Hair Care Tips For Type 4 – Coily Hair
- Moisturize your coily hair with hair creams and natural oils every 2-3 days. This may seem a little excessive, but you need to keep in mind that your natural oils cannot travel down the length of your hair because of the tightly wound coils, thus leaving your ends feeling absolutely parched.
- On that note, deep condition your coily hair at least twice a month to keep it sufficiently hydrated.
- Avoid blowdrying your hair as it can cause some major breakage.
- Work with small sections and use a wide toothed comb when detangling your hair to prevent your hair from breaking right from the middle.

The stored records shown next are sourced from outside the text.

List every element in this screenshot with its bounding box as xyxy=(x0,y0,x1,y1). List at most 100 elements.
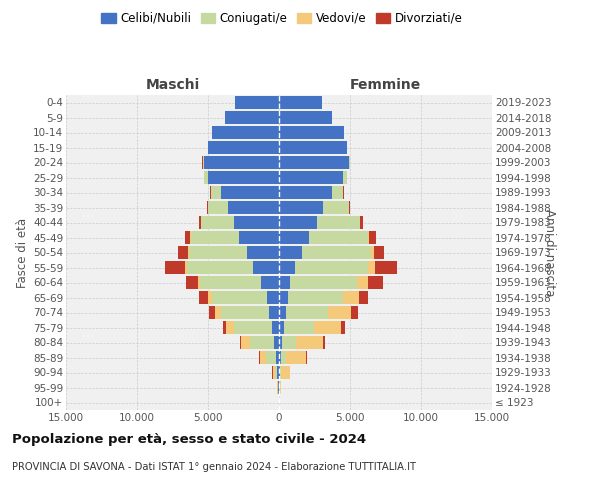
Bar xyxy=(360,216,363,228)
Bar xyxy=(279,202,323,213)
Bar xyxy=(279,96,322,108)
Bar xyxy=(279,112,332,124)
Bar xyxy=(225,112,279,124)
Bar xyxy=(349,156,350,168)
Bar xyxy=(279,352,281,364)
Bar xyxy=(253,262,279,274)
Bar xyxy=(296,336,323,348)
Bar xyxy=(189,246,247,258)
Bar xyxy=(209,306,215,318)
Y-axis label: Fasce di età: Fasce di età xyxy=(16,218,29,288)
Bar xyxy=(351,306,358,318)
Bar xyxy=(328,306,351,318)
Bar xyxy=(279,186,332,198)
Bar xyxy=(208,292,212,304)
Bar xyxy=(201,216,233,228)
Bar xyxy=(349,202,350,213)
Bar xyxy=(280,382,281,394)
Bar xyxy=(208,202,228,213)
Bar xyxy=(357,276,368,288)
Bar xyxy=(185,262,187,274)
Bar xyxy=(282,336,296,348)
Bar xyxy=(261,276,279,288)
Bar xyxy=(240,336,241,348)
Bar xyxy=(203,156,204,168)
Bar xyxy=(186,276,198,288)
Bar xyxy=(286,352,306,364)
Bar xyxy=(212,126,279,138)
Text: Femmine: Femmine xyxy=(350,78,421,92)
Bar xyxy=(207,202,208,213)
Bar xyxy=(239,232,279,243)
Bar xyxy=(317,216,360,228)
Bar xyxy=(205,172,208,183)
Bar xyxy=(286,306,328,318)
Bar xyxy=(279,336,282,348)
Bar xyxy=(221,186,279,198)
Bar xyxy=(221,306,269,318)
Bar xyxy=(279,276,290,288)
Text: Popolazione per età, sesso e stato civile - 2024: Popolazione per età, sesso e stato civil… xyxy=(12,432,366,446)
Bar xyxy=(279,246,302,258)
Bar xyxy=(267,292,279,304)
Bar xyxy=(302,246,371,258)
Bar xyxy=(279,292,288,304)
Bar xyxy=(370,232,376,243)
Bar xyxy=(210,186,211,198)
Bar xyxy=(341,322,344,334)
Bar xyxy=(368,232,370,243)
Bar xyxy=(199,292,208,304)
Bar xyxy=(215,306,221,318)
Bar xyxy=(247,246,279,258)
Bar xyxy=(375,262,397,274)
Bar xyxy=(212,292,267,304)
Bar xyxy=(191,232,239,243)
Bar xyxy=(323,202,349,213)
Legend: Celibi/Nubili, Coniugati/e, Vedovi/e, Divorziati/e: Celibi/Nubili, Coniugati/e, Vedovi/e, Di… xyxy=(98,8,466,28)
Bar xyxy=(323,336,325,348)
Bar xyxy=(208,172,279,183)
Bar xyxy=(309,232,368,243)
Bar xyxy=(272,366,275,378)
Bar xyxy=(368,276,383,288)
Bar xyxy=(166,262,185,274)
Bar xyxy=(211,186,221,198)
Bar xyxy=(279,262,295,274)
Text: Maschi: Maschi xyxy=(145,78,200,92)
Bar xyxy=(275,366,277,378)
Y-axis label: Anni di nascita: Anni di nascita xyxy=(542,209,556,296)
Bar xyxy=(332,186,343,198)
Bar xyxy=(359,292,368,304)
Bar xyxy=(185,232,190,243)
Bar xyxy=(343,292,359,304)
Bar xyxy=(208,142,279,154)
Bar xyxy=(200,276,261,288)
Bar xyxy=(281,366,290,378)
Bar xyxy=(284,322,314,334)
Bar xyxy=(204,156,279,168)
Bar xyxy=(269,306,279,318)
Bar xyxy=(198,276,200,288)
Bar xyxy=(235,96,279,108)
Bar xyxy=(250,336,274,348)
Bar xyxy=(241,336,250,348)
Bar xyxy=(281,352,286,364)
Bar xyxy=(226,322,233,334)
Bar xyxy=(278,382,279,394)
Bar xyxy=(343,172,347,183)
Bar xyxy=(295,262,368,274)
Bar xyxy=(266,352,276,364)
Bar xyxy=(228,202,279,213)
Bar xyxy=(188,246,189,258)
Text: PROVINCIA DI SAVONA - Dati ISTAT 1° gennaio 2024 - Elaborazione TUTTITALIA.IT: PROVINCIA DI SAVONA - Dati ISTAT 1° genn… xyxy=(12,462,416,472)
Bar xyxy=(279,142,347,154)
Bar xyxy=(279,366,280,378)
Bar xyxy=(279,172,343,183)
Bar xyxy=(288,292,343,304)
Bar xyxy=(272,322,279,334)
Bar xyxy=(223,322,226,334)
Bar xyxy=(280,366,281,378)
Bar xyxy=(290,276,357,288)
Bar xyxy=(279,156,349,168)
Bar xyxy=(233,322,272,334)
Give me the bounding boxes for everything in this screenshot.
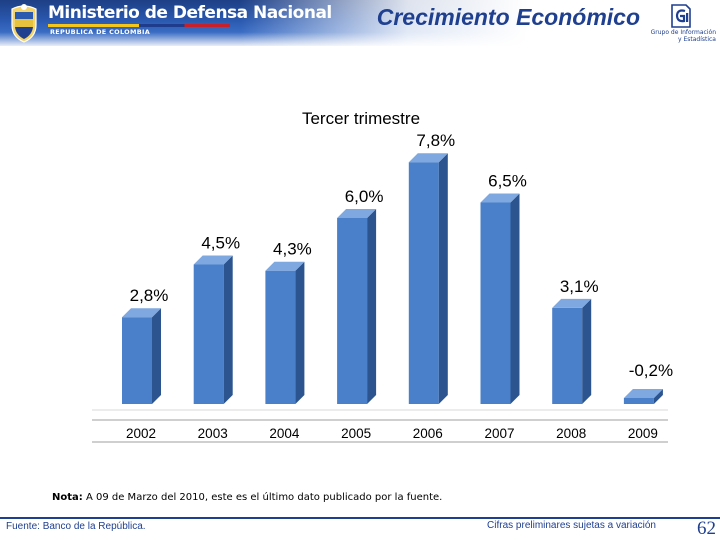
bar-side [438,153,448,404]
data-label: 2,8% [130,286,169,305]
bar-front [480,202,511,404]
data-label: -0,2% [629,361,673,380]
data-label: 7,8% [416,131,455,150]
x-tick-label: 2005 [341,426,371,441]
coat-of-arms-icon [11,4,37,43]
bar-top [623,389,663,398]
bar-side [367,209,377,404]
x-tick-label: 2006 [413,426,443,441]
x-tick-label: 2003 [198,426,228,441]
group-name-line2: y Estadística [677,36,716,43]
bar-side [653,389,663,404]
bar-side [582,298,592,404]
bar-top [480,193,520,203]
data-label: 6,0% [345,187,384,206]
preliminary-note: Cifras preliminares sujetas a variación [487,520,656,531]
bar-front [337,218,368,404]
bar-front [193,264,224,404]
bars-layer [122,153,663,404]
x-axis: 2002 2003 2004 2005 2006 2007 2008 2009 [92,409,668,443]
footnote: Nota: A 09 de Marzo del 2010, este es el… [52,492,442,503]
bar-top [265,261,305,271]
bar-top [193,255,233,265]
bar-side [152,308,161,404]
bar-front [408,162,439,404]
x-tick-label: 2002 [126,426,156,441]
bar-side [510,193,520,404]
footnote-label: Nota: [52,492,83,503]
bar-front [623,398,654,404]
bar-front [265,270,296,404]
bar-2007 [480,193,520,404]
bar-top [337,209,377,218]
data-label: 4,5% [201,234,240,253]
source-text: Fuente: Banco de la República. [6,521,146,532]
bar-front [552,307,583,404]
x-tick-label: 2008 [556,426,586,441]
bar-2009 [623,389,663,404]
bar-2002 [122,308,161,404]
x-tick-label: 2007 [484,426,514,441]
x-tick-label: 2004 [269,426,300,441]
bar-2008 [552,298,592,404]
bar-2003 [193,255,233,404]
x-tick-label: 2009 [628,426,658,441]
bar-side [223,255,233,404]
bar-2004 [265,261,305,404]
bar-side [295,261,305,404]
data-label: 3,1% [560,277,599,296]
ministry-subtitle: REPUBLICA DE COLOMBIA [50,28,151,36]
ministry-title: Ministerio de Defensa Nacional [48,3,332,23]
footer-divider [0,517,720,519]
data-label: 6,5% [488,172,527,191]
chart-title: Tercer trimestre [302,109,420,128]
footnote-text: A 09 de Marzo del 2010, este es el últim… [82,492,443,503]
bar-top [552,298,592,308]
bar-2006 [408,153,448,404]
bar-top [408,153,448,163]
flag-strip [48,24,230,27]
slide-title: Crecimiento Económico [376,4,640,30]
bar-top [122,308,161,318]
bar-chart: Tercer trimestre 2,8% 4,5% 4,3% 6,0% 7,8% 6,5… [92,109,673,443]
bar-2005 [337,209,377,404]
group-logo-icon [671,4,691,28]
header-fade [240,0,720,46]
group-name-line1: Grupo de Información [650,29,716,36]
data-label: 4,3% [273,240,312,259]
group-name: Grupo de Información y Estadística [628,29,716,43]
data-labels-layer: 2,8% 4,5% 4,3% 6,0% 7,8% 6,5% 3,1% -0,2% [130,131,673,380]
bar-front [122,317,152,404]
page-number: 62 [697,518,716,539]
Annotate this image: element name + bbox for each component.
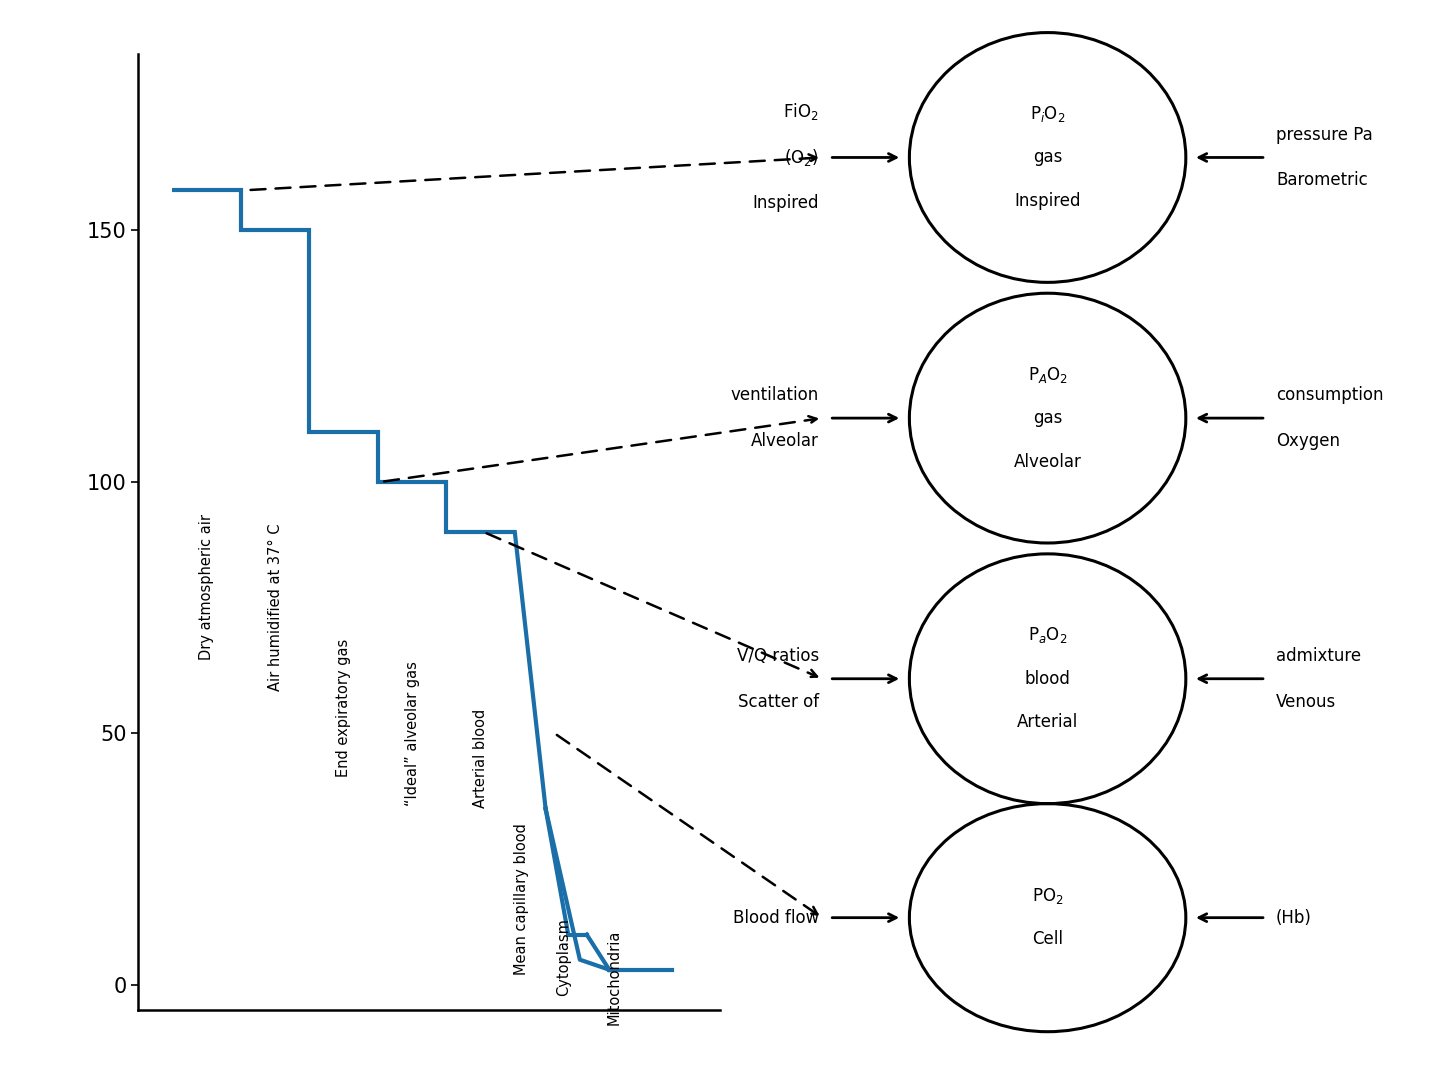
Text: admixture: admixture <box>1276 647 1362 665</box>
Text: ventilation: ventilation <box>730 387 819 404</box>
Text: (Hb): (Hb) <box>1276 909 1312 926</box>
Text: Cytoplasm: Cytoplasm <box>557 919 572 996</box>
Text: gas: gas <box>1033 149 1062 166</box>
Text: Oxygen: Oxygen <box>1276 432 1340 450</box>
Text: Mean capillary blood: Mean capillary blood <box>514 823 530 975</box>
Text: Arterial: Arterial <box>1017 714 1078 731</box>
Text: Mitochondria: Mitochondria <box>607 930 621 1025</box>
Text: pressure Pa: pressure Pa <box>1276 126 1372 143</box>
Text: (O$_2$): (O$_2$) <box>784 147 819 168</box>
Text: Dry atmospheric air: Dry atmospheric air <box>199 515 214 660</box>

- Wear a satin bonnet on your head or sleep on a satin pillowcase to prevent your coily hair from getting too tangled and dried up while you sleep.
Infographic: Curly Hair Mistakes To Avoid
Different hair types require different hair care regimens. There is a lot of advice on what works for curly hair, but not enough on what does not. Since taking care of curly hair could be tricky, we can help make it easier.
Check out the infographic below to know what to avoid to maintain healthy and bouncy curls.
Initially, hair types were classified into 4 main categories—straight, wavy, curly, and coily. However, later on, three more subcategories were added to bring further clarity and distinction to the types of curls, as it was seen that curls, waves, and coils varied greatly in curl pattern even within their own categories. The alphabets A, B, and C are used in accordance with the diameter of the curls in wavy, curly, and coily hair. So, in essence, there are 10 different types of hair: types 1, 2A, 2B, 2C, 3A, 3B, 3C, 4A, 4B and 4C. This distinction is important for the proper styling and maintenance of all hair types.